Conservative students were noticeably absent from the demonstrations taking place in front of the Supreme Court as the justices heard opening arguments in a case that might decide the fate of affirmative action.

“I’m out here because I think diversity is important,” Daniel Ramos, a John Hopkins student told Campus Reform. “I believe that we are not at the point where race no longer matters.”

Other supporters argued that colleges should not simply judge applicants based solely on academic performance.

“I don’t think that just grades and test scores are the best way to decide who should be admitted to a college or university because there is so much more that makes a person than just that,” said Michelle Lee, a student at the University of California – San Diego.

“Diverse colleges and universities will not happen on their own,” Marcia Greenberger, Founder and Co-President of the National Women’s Law Center, told the audience in her speech.

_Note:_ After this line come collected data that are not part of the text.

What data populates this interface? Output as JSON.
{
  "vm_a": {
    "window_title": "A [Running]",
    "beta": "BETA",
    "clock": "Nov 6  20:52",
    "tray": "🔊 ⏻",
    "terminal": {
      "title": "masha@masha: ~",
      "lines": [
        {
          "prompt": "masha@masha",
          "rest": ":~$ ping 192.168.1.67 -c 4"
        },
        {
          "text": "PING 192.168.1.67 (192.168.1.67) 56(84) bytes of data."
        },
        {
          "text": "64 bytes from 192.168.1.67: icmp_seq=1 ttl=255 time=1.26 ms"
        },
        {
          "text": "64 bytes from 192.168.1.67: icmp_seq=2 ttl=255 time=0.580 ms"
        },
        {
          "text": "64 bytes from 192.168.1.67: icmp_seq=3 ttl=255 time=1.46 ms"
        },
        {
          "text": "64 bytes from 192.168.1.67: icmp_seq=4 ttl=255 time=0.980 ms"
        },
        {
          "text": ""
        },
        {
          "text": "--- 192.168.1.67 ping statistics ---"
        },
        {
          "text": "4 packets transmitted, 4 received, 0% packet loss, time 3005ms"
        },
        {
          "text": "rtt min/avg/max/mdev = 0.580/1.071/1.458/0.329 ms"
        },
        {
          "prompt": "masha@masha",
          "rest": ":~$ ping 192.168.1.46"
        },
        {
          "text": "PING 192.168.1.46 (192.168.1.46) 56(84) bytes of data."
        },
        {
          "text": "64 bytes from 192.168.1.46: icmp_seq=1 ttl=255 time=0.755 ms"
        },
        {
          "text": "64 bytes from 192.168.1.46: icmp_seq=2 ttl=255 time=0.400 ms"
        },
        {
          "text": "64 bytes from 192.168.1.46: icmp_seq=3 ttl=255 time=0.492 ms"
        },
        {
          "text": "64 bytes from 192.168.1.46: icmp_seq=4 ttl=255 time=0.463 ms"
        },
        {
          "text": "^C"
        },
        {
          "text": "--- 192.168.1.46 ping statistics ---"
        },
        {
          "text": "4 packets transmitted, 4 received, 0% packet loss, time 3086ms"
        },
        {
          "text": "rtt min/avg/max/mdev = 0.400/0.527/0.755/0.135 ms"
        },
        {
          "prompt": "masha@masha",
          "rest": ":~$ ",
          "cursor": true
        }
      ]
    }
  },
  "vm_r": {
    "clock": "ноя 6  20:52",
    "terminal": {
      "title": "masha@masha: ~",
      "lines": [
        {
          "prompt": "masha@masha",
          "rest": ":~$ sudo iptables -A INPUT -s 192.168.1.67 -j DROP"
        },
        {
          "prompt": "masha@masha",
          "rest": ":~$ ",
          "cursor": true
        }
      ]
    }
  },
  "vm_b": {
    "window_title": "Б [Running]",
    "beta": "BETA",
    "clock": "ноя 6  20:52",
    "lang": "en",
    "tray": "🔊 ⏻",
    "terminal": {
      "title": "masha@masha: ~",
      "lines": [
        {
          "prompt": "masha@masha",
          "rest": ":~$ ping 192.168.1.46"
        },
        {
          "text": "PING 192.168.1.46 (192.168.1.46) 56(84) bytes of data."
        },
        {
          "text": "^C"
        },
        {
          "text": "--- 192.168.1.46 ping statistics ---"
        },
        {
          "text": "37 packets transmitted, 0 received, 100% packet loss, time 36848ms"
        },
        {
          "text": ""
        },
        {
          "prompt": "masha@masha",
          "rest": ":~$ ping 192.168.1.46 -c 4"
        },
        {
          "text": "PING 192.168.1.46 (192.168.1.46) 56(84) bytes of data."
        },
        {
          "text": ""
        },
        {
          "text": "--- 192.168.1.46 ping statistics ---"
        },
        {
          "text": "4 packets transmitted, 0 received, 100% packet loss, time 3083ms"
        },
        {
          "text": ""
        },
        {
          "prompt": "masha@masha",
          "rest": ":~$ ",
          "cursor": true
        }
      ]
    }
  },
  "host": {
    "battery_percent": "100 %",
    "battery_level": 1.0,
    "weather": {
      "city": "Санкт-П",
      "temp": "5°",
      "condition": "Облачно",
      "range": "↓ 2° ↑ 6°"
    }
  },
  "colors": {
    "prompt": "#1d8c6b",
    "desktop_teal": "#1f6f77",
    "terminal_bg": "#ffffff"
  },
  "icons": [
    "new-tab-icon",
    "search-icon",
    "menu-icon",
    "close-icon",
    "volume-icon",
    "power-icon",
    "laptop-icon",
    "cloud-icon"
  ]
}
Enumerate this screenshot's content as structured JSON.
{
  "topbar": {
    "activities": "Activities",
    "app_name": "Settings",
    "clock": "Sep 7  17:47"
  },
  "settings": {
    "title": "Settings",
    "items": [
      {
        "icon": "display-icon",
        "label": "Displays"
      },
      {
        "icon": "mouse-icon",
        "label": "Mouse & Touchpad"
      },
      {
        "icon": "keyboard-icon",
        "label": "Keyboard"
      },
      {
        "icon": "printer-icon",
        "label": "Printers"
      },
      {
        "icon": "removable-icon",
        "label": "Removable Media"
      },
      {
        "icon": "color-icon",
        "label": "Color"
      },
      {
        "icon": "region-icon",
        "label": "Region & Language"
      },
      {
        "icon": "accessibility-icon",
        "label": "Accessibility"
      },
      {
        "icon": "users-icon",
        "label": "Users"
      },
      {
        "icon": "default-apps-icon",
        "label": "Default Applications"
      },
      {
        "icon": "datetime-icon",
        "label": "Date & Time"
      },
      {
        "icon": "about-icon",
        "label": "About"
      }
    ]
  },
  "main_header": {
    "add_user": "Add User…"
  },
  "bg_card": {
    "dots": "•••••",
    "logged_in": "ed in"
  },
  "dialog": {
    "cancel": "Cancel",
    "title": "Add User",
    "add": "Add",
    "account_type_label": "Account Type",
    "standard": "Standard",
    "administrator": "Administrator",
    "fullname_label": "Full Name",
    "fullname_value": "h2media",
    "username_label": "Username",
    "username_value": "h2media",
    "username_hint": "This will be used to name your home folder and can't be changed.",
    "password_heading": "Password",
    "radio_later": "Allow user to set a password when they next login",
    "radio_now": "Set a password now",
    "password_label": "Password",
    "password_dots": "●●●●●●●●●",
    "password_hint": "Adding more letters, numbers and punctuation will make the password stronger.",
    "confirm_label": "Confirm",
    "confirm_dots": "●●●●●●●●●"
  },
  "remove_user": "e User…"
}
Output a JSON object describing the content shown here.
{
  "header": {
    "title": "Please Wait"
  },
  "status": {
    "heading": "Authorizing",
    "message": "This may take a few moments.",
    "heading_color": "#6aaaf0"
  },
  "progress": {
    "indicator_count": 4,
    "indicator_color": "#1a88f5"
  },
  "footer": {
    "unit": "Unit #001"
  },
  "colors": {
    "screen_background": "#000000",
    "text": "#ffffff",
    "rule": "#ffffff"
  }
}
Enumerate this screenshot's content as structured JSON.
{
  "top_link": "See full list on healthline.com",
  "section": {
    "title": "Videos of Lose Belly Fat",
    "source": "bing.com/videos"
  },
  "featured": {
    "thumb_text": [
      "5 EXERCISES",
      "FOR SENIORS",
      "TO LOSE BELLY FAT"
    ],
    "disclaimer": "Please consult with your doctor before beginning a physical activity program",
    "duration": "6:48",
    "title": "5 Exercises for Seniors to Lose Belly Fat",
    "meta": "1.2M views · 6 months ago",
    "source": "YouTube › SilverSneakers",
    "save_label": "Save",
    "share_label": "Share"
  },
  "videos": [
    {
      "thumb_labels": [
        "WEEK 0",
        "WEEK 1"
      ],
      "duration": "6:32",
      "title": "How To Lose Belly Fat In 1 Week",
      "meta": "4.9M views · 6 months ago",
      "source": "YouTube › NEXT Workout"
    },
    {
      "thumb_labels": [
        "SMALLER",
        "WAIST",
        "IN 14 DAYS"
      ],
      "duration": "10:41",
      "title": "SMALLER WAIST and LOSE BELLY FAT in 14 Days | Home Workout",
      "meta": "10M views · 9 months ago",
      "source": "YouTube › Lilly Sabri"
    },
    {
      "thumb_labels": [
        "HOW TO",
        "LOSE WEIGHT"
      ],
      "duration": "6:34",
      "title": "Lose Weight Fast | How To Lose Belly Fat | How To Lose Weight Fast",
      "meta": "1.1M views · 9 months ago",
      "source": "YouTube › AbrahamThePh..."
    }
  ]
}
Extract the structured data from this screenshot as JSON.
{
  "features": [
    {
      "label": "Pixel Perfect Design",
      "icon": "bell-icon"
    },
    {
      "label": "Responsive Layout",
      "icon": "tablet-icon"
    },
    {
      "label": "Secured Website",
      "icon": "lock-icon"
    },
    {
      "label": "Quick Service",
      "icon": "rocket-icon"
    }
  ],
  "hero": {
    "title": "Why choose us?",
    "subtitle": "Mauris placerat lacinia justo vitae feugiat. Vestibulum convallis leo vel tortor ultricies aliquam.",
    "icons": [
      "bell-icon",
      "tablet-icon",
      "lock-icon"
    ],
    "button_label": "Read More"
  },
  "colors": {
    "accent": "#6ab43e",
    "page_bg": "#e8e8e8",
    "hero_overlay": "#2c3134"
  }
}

Other speakers reflected similar views.

“Many students of color face extra obstacles to success not faced by others, and when students do well despite these obstacles, universities should be able to give them a chance to succeed,” said Wade Henderson, President of the Leadership Conference on Civil and Human Rights.

In the case before the Supreme Court, the University of Texas introduced racial preferences in admissions to ensure a racially diverse student body. Abigail Fisher, however, filed a lawsuit challenging this policy after she was denied admission to the school.

Her case directly challenges Grutter v. Bollinger, in which the high court upheld the affirmative action policy of the University of Michigan Law School.